In this repo we propose to ***extend*** the existing Hugging Face DLCs by pulling them from the public ECR and running a simple Dockerfile on top of them that will install the latest available version of `transformers`.

Note that in this notebook we only extend the Inference container, but the same also works for the [Training DLCs](https://github.com/aws/deep-learning-containers/blob/master/available_images.md#huggingface-training-containers).

## Writing Dockerfile
We wrtite the docker file. First we pull the existing DLC (which can be found [here](https://github.com/aws/deep-learning-containers/blob/master/available_images.md#huggingface-inference-containers)) and then we add a `pip install` command to upgrade the `transformers` library.

In [1]:
%%writefile Dockerfile
FROM 763104351884.dkr.ecr.us-east-1.amazonaws.com/huggingface-pytorch-inference:1.10.2-transformers4.17.0-gpu-py38-cu113-ubuntu20.04
RUN pip install --upgrade 'transformers==4.24.0'

Writing Dockerfile


We change into the directory where the Docker file is

In [3]:
%cd ~/SageMaker/sm-extend-container

/home/ec2-user/SageMaker/sm-extend-container


This is an adaptation of the official [tutorial](https://docs.aws.amazon.com/sagemaker/latest/dg/prebuilt-containers-extend.html) of extending pre-built containers. It will create a container with a name that we can choose and pushes the container into the ECR in our own AWS account. 
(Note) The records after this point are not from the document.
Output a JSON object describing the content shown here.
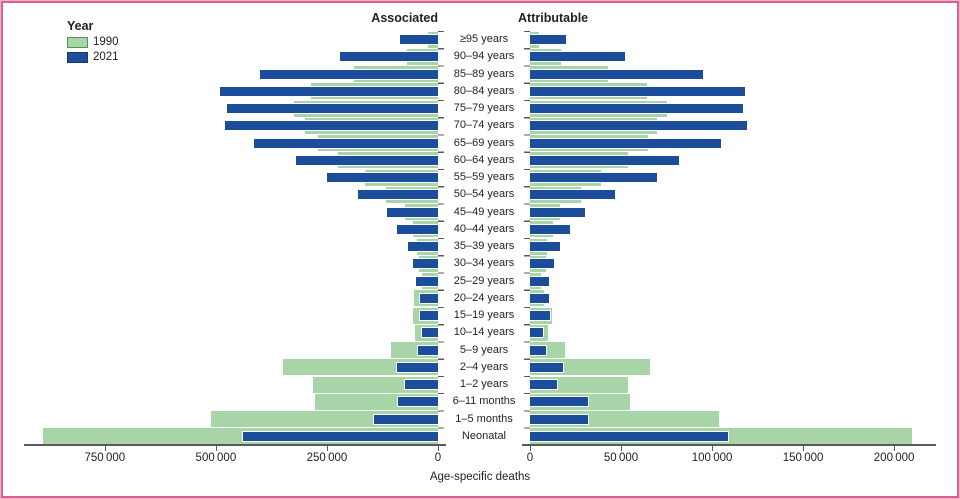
{
  "figure": {
    "headers": {
      "left": "Associated",
      "right": "Attributable"
    },
    "legend": {
      "title": "Year",
      "items": [
        {
          "label": "1990",
          "color": "#a8d5a8",
          "border": "#4f9652"
        },
        {
          "label": "2021",
          "color": "#1c4d9b",
          "border": "#16396f"
        }
      ]
    },
    "xlabel": "Age-specific deaths",
    "frame_border_color": "#d9608f",
    "axis_color": "#58595b"
  },
  "chart_data": {
    "type": "bar",
    "subtype": "diverging horizontal overlaid bars (butterfly chart), ages top-to-bottom oldest to youngest",
    "title": "",
    "xlabel": "Age-specific deaths",
    "ylabel": "",
    "legend_position": "top-left",
    "grid": false,
    "categories": [
      "≥95 years",
      "90–94 years",
      "85–89 years",
      "80–84 years",
      "75–79 years",
      "70–74 years",
      "65–69 years",
      "60–64 years",
      "55–59 years",
      "50–54 years",
      "45–49 years",
      "40–44 years",
      "35–39 years",
      "30–34 years",
      "25–29 years",
      "20–24 years",
      "15–19 years",
      "10–14 years",
      "5–9 years",
      "2–4 years",
      "1–2 years",
      "6–11 months",
      "1–5 months",
      "Neonatal"
    ],
    "panels": [
      {
        "name": "Associated",
        "side": "left",
        "axis_max": 932000,
        "ticks": [
          {
            "value": 750000,
            "label": "750 000"
          },
          {
            "value": 500000,
            "label": "500 000"
          },
          {
            "value": 250000,
            "label": "250 000"
          },
          {
            "value": 0,
            "label": "0"
          }
        ],
        "series": [
          {
            "name": "1990",
            "values": [
              22000,
              70000,
              190000,
              285000,
              325000,
              300000,
              270000,
              225000,
              165000,
              118000,
              75000,
              57000,
              48000,
              43000,
              35000,
              54000,
              57000,
              52000,
              105000,
              348000,
              282000,
              277000,
              511000,
              889000
            ]
          },
          {
            "name": "2021",
            "values": [
              85000,
              220000,
              400000,
              490000,
              475000,
              480000,
              415000,
              320000,
              250000,
              180000,
              115000,
              92000,
              68000,
              57000,
              50000,
              40000,
              40000,
              35000,
              45000,
              93000,
              75000,
              91000,
              145000,
              440000
            ]
          }
        ]
      },
      {
        "name": "Attributable",
        "side": "right",
        "axis_max": 223000,
        "ticks": [
          {
            "value": 0,
            "label": "0"
          },
          {
            "value": 50000,
            "label": "50 000"
          },
          {
            "value": 100000,
            "label": "100 000"
          },
          {
            "value": 150000,
            "label": "150 000"
          },
          {
            "value": 200000,
            "label": "200 000"
          }
        ],
        "series": [
          {
            "name": "1990",
            "values": [
              5000,
              17000,
              43000,
              64000,
              75000,
              70000,
              65000,
              54000,
              39000,
              28000,
              16500,
              12500,
              9500,
              9000,
              6000,
              7500,
              12000,
              10000,
              19000,
              66000,
              54000,
              55000,
              104000,
              210000
            ]
          },
          {
            "name": "2021",
            "values": [
              20000,
              52000,
              95000,
              118000,
              117000,
              119000,
              105000,
              82000,
              70000,
              46500,
              30000,
              22000,
              16500,
              13000,
              10500,
              10500,
              11000,
              7000,
              9000,
              18000,
              15000,
              32000,
              32000,
              109000
            ]
          }
        ]
      }
    ]
  }
}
**Make sure that the role you're using to run this script has the corresponding IAM priviliges to write to ECR.** To learn more about IAM for ECR head over to https://docs.aws.amazon.com/AmazonECR/latest/userguide/security-iam.html. This notebook was tested with AdministratorAccess priviliges attached to the SageMaker Execution role. 

In [None]:
%%sh

# Specify a name and a tag
algorithm_name=huggingface-pytorch-inference-extended
tag=1.10.2-transformers4.24.0-gpu-py38-cu113-ubuntu20.04

account=$(aws sts get-caller-identity --query Account --output text)
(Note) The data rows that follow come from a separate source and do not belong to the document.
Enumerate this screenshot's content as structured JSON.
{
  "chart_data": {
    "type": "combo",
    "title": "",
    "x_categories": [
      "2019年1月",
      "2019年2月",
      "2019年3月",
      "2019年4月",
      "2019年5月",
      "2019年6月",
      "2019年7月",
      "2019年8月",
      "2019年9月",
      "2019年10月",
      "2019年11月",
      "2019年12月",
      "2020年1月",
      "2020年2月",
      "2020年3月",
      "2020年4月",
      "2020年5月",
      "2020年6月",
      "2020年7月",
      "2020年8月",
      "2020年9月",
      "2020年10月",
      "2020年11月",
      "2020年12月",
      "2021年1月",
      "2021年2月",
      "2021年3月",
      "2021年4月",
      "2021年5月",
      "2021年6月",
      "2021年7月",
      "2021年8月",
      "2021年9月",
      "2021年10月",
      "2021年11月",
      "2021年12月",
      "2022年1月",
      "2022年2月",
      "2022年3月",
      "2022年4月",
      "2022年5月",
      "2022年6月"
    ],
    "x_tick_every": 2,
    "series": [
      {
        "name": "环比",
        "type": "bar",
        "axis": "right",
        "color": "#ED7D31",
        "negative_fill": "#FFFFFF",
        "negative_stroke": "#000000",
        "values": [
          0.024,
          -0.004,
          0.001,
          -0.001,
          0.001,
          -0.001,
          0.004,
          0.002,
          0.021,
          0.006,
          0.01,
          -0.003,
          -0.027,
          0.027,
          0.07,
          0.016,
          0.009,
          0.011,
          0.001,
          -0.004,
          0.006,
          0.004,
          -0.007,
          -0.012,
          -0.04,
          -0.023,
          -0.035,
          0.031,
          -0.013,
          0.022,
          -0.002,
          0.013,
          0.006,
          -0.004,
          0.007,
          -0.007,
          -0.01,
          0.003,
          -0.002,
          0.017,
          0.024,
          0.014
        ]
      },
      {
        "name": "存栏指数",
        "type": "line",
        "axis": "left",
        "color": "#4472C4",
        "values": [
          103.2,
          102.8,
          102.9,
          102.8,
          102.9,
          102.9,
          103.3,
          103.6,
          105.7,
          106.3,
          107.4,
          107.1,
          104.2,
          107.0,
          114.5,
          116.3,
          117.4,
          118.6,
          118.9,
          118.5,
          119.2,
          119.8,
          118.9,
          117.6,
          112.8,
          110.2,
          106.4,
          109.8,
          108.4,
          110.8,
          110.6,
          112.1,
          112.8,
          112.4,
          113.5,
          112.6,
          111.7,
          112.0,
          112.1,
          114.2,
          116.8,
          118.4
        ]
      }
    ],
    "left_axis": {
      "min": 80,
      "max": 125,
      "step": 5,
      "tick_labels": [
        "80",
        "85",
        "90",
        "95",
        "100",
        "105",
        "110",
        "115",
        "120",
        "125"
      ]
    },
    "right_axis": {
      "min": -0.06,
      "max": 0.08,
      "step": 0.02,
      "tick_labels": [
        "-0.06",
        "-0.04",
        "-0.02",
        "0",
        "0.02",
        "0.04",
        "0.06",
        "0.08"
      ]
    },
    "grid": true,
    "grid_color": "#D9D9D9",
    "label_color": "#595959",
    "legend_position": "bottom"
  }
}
# Get the region defined in the current configuration (default to us-west-2 if none defined)
region=$(aws configure get region)

fullname="${account}.dkr.ecr.${region}.amazonaws.com/${algorithm_name}:${tag}"

# If the repository doesn't exist in ECR, create it.
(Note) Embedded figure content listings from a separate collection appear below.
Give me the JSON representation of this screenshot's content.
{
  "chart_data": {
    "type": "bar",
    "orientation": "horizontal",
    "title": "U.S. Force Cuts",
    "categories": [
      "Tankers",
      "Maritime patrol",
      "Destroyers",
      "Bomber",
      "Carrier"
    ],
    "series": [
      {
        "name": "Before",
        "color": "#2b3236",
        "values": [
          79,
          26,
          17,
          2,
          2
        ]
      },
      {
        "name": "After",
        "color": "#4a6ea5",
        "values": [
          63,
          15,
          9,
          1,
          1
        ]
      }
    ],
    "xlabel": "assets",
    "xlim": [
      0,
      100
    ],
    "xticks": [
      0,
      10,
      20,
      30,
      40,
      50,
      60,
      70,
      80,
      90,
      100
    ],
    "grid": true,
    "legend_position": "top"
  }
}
aws ecr describe-repositories --repository-names "${algorithm_name}" > /dev/null 2>&1
if [ $? -ne 0 ]
then
aws ecr create-repository --repository-name "${algorithm_name}" > /dev/null
fi

# Log into Docker
aws ecr get-login-password --region ${region}|docker login --username AWS --password-stdin ${fullname}

# Build the docker image locally with the image name and then push it to ECR
# with the full name.

docker build -t ${algorithm_name} .
docker tag ${algorithm_name} ${fullname}

docker push ${fullname}